I was hoping to move our stack away from AWS, as I love what Fly is doing and think the tooling is awesome. But after doing a lot more testing, we’re seeing some pretty huge performance downgrades that will prevent us from making the change. I’ve upgraded my fly server and DB to max scaled VM’s available, however, there is still too big of a gap between performance metrics.
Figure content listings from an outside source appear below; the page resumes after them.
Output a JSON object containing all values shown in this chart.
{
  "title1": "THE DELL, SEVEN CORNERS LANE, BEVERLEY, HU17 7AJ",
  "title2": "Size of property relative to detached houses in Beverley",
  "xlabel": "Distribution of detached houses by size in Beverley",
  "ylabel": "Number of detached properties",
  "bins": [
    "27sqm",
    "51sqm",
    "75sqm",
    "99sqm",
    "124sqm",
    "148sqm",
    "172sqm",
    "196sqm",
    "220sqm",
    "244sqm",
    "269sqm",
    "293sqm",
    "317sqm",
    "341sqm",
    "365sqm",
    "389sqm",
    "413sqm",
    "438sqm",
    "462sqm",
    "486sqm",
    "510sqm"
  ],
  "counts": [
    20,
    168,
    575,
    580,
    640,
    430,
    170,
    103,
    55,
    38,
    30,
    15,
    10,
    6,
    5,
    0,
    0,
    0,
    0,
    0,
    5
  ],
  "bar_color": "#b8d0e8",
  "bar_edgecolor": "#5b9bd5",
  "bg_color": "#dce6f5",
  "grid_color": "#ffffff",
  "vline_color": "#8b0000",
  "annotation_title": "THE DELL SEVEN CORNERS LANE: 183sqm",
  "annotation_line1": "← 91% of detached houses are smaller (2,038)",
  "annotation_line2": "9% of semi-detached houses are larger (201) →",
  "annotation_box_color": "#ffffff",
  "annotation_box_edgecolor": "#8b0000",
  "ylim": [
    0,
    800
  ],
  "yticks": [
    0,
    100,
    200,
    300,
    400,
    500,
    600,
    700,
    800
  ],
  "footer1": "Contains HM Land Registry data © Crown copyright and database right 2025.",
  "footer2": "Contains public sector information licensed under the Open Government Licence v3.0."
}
Also can you tell me a little bit about what that URL is doing? And where you’re calling it from? If you have a public URL you can share I’m happy to do some testing to see what’s up.
App
Name = prd-gql
Owner = arena
Version = 51
Status = running
Hostname = prd-gql.fly.dev
Instances
ID PROCESS VERSION REGION DESIRED STATUS HEALTH CHECKS RESTARTS CREATED
d79f2ca2 app 51 iad run running 1 total, 1 passing 0 3h26m ago
Here is the status for the DB
App
Name = prd-gql-db
Owner = arena
Version = 14
Status = running
Hostname = prd-gql-db.fly.dev
Instances
ID PROCESS VERSION REGION DESIRED STATUS HEALTH CHECKS RESTARTS CREATED
bca41af3 app 14 iad run running (leader) 3 total, 3 passing 0 2h40m ago
Also I double checked, we had recently upgraded our spot instances on AWS to include c5.4xlarge instances which are 16 vCPU and 32 Gib memory, so they are significantly bigger than the biggest vm instances on fly. But, I was surprised to see a ~33% faster response times just by switching from a FLY postgres DB (in the same region, iad) to our old DB (an db.m5.4xlarge in Ohio).
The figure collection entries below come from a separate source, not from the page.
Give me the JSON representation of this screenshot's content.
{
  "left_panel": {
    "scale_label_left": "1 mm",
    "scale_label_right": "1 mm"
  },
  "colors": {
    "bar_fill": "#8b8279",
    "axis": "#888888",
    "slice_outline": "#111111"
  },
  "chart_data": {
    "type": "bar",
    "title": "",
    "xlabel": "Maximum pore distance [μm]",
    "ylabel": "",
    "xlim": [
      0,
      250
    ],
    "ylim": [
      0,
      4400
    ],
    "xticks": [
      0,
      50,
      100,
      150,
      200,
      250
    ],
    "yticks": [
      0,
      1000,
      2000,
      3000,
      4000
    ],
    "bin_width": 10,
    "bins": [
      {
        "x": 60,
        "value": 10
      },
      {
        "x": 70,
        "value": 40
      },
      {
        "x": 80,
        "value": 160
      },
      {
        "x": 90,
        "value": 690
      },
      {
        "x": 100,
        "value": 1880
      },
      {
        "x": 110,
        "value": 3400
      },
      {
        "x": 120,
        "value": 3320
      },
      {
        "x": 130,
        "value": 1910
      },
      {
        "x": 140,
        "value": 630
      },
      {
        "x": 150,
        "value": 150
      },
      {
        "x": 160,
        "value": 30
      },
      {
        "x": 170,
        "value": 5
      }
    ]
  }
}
Here is a request for testing that is averaging ~1.2s where AWS is ~500ms, and perhaps this is what you’d expect between the difference in sizes of the VM’s as outlined above.
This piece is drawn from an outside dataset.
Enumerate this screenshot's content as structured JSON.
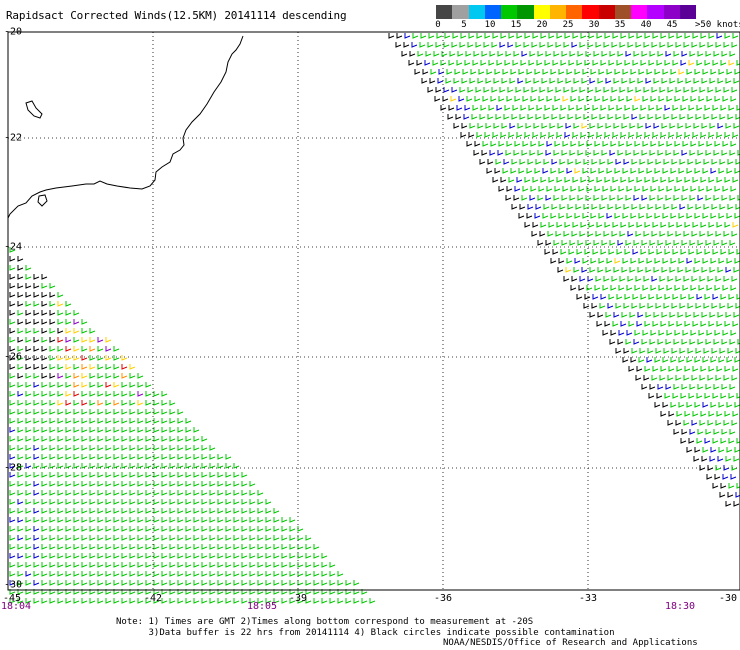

I looked into this a little bit and here’s what I found:
The database instance isn’t being stressed at all
I made the request directly to your VM and it responded in the same time (ruling out our proxy)
There’s no load either on your instance making queries to the db app
Pinging your database from your app instance was fast and reliable (0.5ms)
My current theory is differing PostgreSQL settings. Would it be possible to retrieve your PG settings on RDS? Compare with the ones for your DB hosted on us.
A db.m5.4xlarge DB instance has 2x the vCPUs (16) and 4x the memory (64GB) as the Fly.io DB instance you’ve currently configured (8 vCPU, 16GB memory). For a more direct comparison, you’ll want to run an db.m5.2xlarge RDS instance and scale up the Fly.io database to 32GB memory.
Larger vCPU counts typically don’t make much of a difference on a single request (they’re more useful in handling multiple requests concurrently), though they might make a difference if your query plans end up using the parallel query feature.
More memory lets PG fit more pages into its buffer cache, which can speed up read queries if it doesn’t need to fetch as much data from disk.
Durability settings can make a big difference in write-transaction overhead, so make sure that these parameters in particular are similar between deployments (and that they’re appropriate for your workload).
It looks like your app is executing some big database queries responsible for most of the request latency- running EXPLAIN ANALYZE [query] and posting the results would be helpful in further narrowing down the database performance differences on your particular query.